Healthcare — Mixed picture

moderate · moderate confidence

Tax relief on private healthcare could help some patients get treated faster and take pressure off NHS waiting lists, but credible health analysts warn it may also pull staff away from the NHS and widen the gap between those who can afford private care and those who cannot.

The evidence

Biggest unknown: Whether expanded independent sector use draws NHS staff into private practice faster than it relieves NHS demand — if so, NHS capacity could worsen even as private access improves.
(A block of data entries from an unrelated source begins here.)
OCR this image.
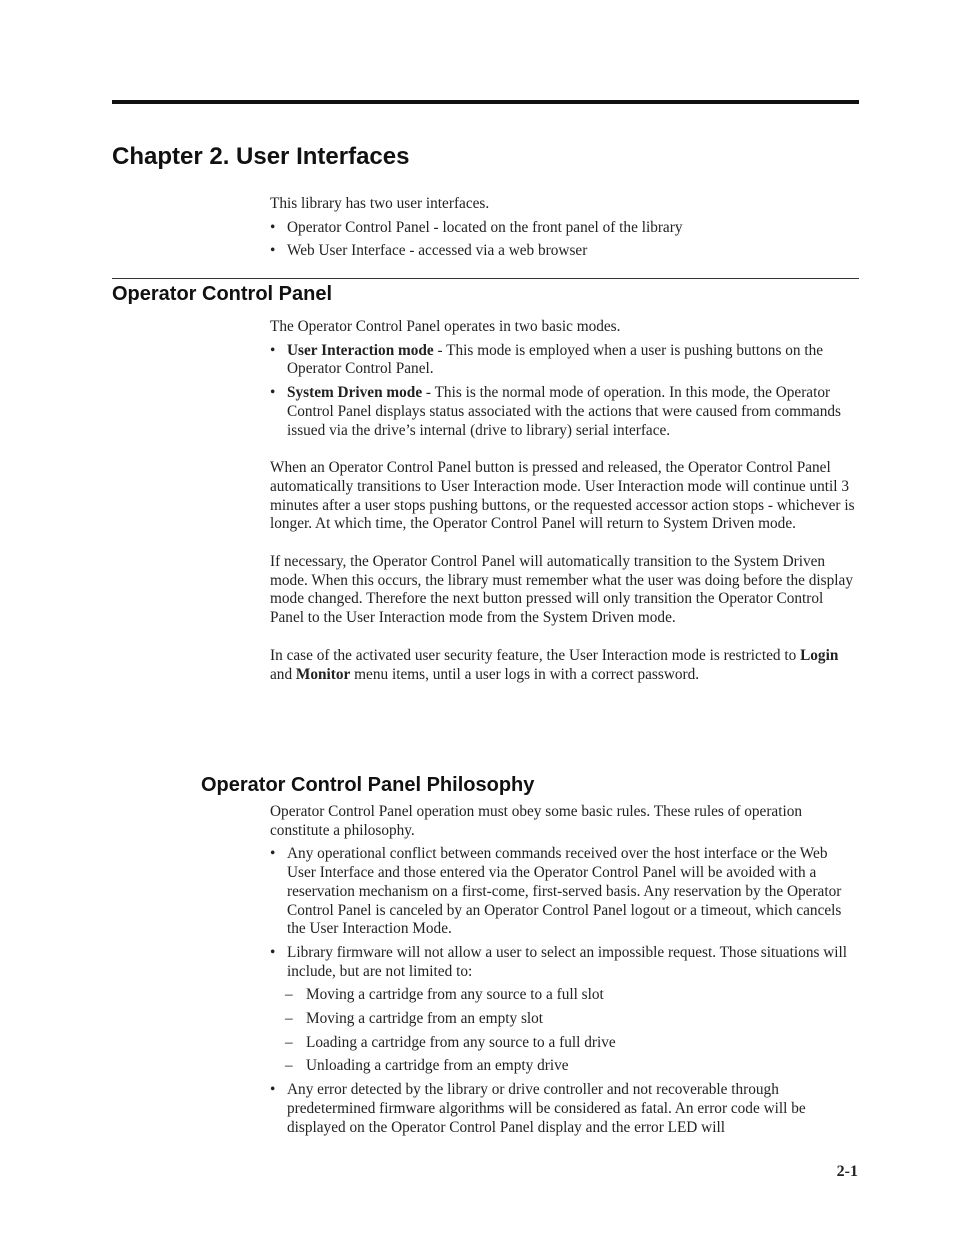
Chapter 2. User Interfaces

This library has two user interfaces.

• Operator Control Panel - located on the front panel of the library
• Web User Interface - accessed via a web browser
Operator Control Panel

The Operator Control Panel operates in two basic modes.

• User Interaction mode - This mode is employed when a user is pushing buttons on the Operator Control Panel.
• System Driven mode - This is the normal mode of operation. In this mode, the Operator Control Panel displays status associated with the actions that were caused from commands issued via the drive’s internal (drive to library) serial interface.

When an Operator Control Panel button is pressed and released, the Operator Control Panel automatically transitions to User Interaction mode. User Interaction mode will continue until 3 minutes after a user stops pushing buttons, or the requested accessor action stops - whichever is longer. At which time, the Operator Control Panel will return to System Driven mode.

If necessary, the Operator Control Panel will automatically transition to the System Driven mode. When this occurs, the library must remember what the user was doing before the display mode changed. Therefore the next button pressed will only transition the Operator Control Panel to the User Interaction mode from the System Driven mode.

In case of the activated user security feature, the User Interaction mode is restricted to Login and Monitor menu items, until a user logs in with a correct password.

Operator Control Panel Philosophy

Operator Control Panel operation must obey some basic rules. These rules of operation constitute a philosophy.

• Any operational conflict between commands received over the host interface or the Web User Interface and those entered via the Operator Control Panel will be avoided with a reservation mechanism on a first-come, first-served basis. Any reservation by the Operator Control Panel is canceled by an Operator Control Panel logout or a timeout, which cancels the User Interaction Mode.
• Library firmware will not allow a user to select an impossible request. Those situations will include, but are not limited to:
– Moving a cartridge from any source to a full slot
– Moving a cartridge from an empty slot
– Loading a cartridge from any source to a full drive
– Unloading a cartridge from an empty drive
• Any error detected by the library or drive controller and not recoverable through predetermined firmware algorithms will be considered as fatal. An error code will be displayed on the Operator Control Panel display and the error LED will
2-1
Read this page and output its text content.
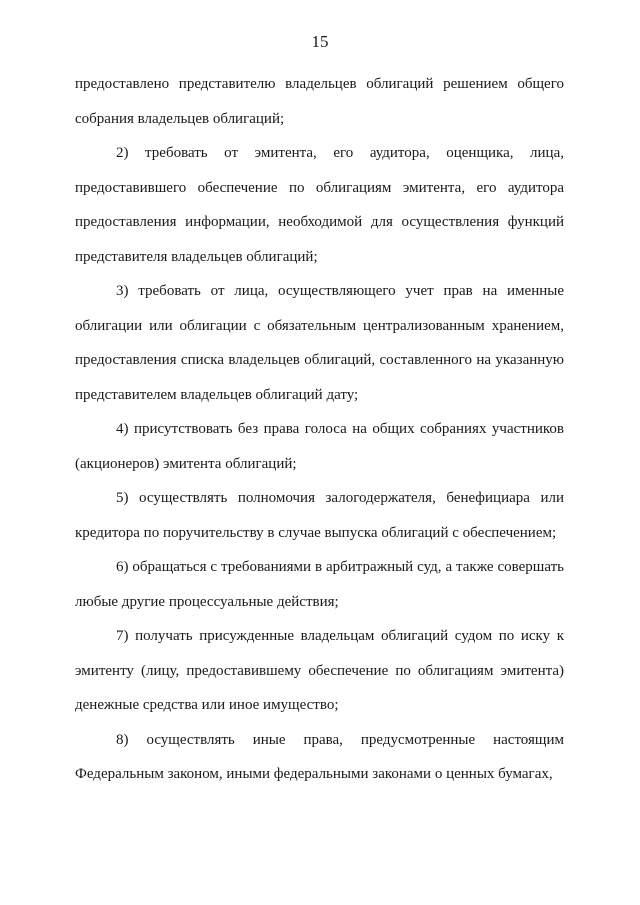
15

предоставлено представителю владельцев облигаций решением общего собрания владельцев облигаций;

2) требовать от эмитента, его аудитора, оценщика, лица, предоставившего обеспечение по облигациям эмитента, его аудитора предоставления информации, необходимой для осуществления функций представителя владельцев облигаций;

3) требовать от лица, осуществляющего учет прав на именные облигации или облигации с обязательным централизованным хранением, предоставления списка владельцев облигаций, составленного на указанную представителем владельцев облигаций дату;

4) присутствовать без права голоса на общих собраниях участников (акционеров) эмитента облигаций;

5) осуществлять полномочия залогодержателя, бенефициара или кредитора по поручительству в случае выпуска облигаций с обеспечением;

6) обращаться с требованиями в арбитражный суд, а также совершать любые другие процессуальные действия;

7) получать присужденные владельцам облигаций судом по иску к эмитенту (лицу, предоставившему обеспечение по облигациям эмитента) денежные средства или иное имущество;

8) осуществлять иные права, предусмотренные настоящим Федеральным законом, иными федеральными законами о ценных бумагах,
Our reading: The policy has two distinct effects that pull in opposite directions. On the positive side, the independent sector demonstrably offers shorter waits (10.6 vs 17.6 weeks), and a tax relief incentive could shift more patients into that pathway, plausibly reducing NHS waiting lists for elective care. The independent sector already handles meaningful shares of NHS-funded activity in key specialties, so the infrastructure exists to scale. On the negative side, credible institutional analysts — the Nuffield Trust, BMA, Health Foundation, and IPPR — consistently warn that expanding private incentives without a corresponding workforce expansion risks cannibalising the NHS's most constrained resource: staff. Evidence already shows NHS workers moving to the private sector. If this trend accelerates, NHS capacity could deteriorate even as private capacity grows. The independent sector's structural focus on low-complexity cases also means it cannot substitute for NHS capacity in complex or emergency care. Equity is a further concern: tax relief is worth more in absolute terms to higher earners, and the Health Foundation flags that geographic access improvements may be skewed toward wealthier areas. The IFS finding that PMI holders are less likely to support public health spending suggests a longer-run risk of eroding the political coalition for NHS funding. Overall, the verdict is mixed: measurable short-term relief for those who shift to private care is plausible, but the risk of worsening NHS capacity and entrenching inequality is well-evidenced, not merely theoretical. Magnitude is moderate because the policy addresses a real pressure point (waiting times) but also risks feeding a structural problem (workforce diversion) that operates on the same timescale.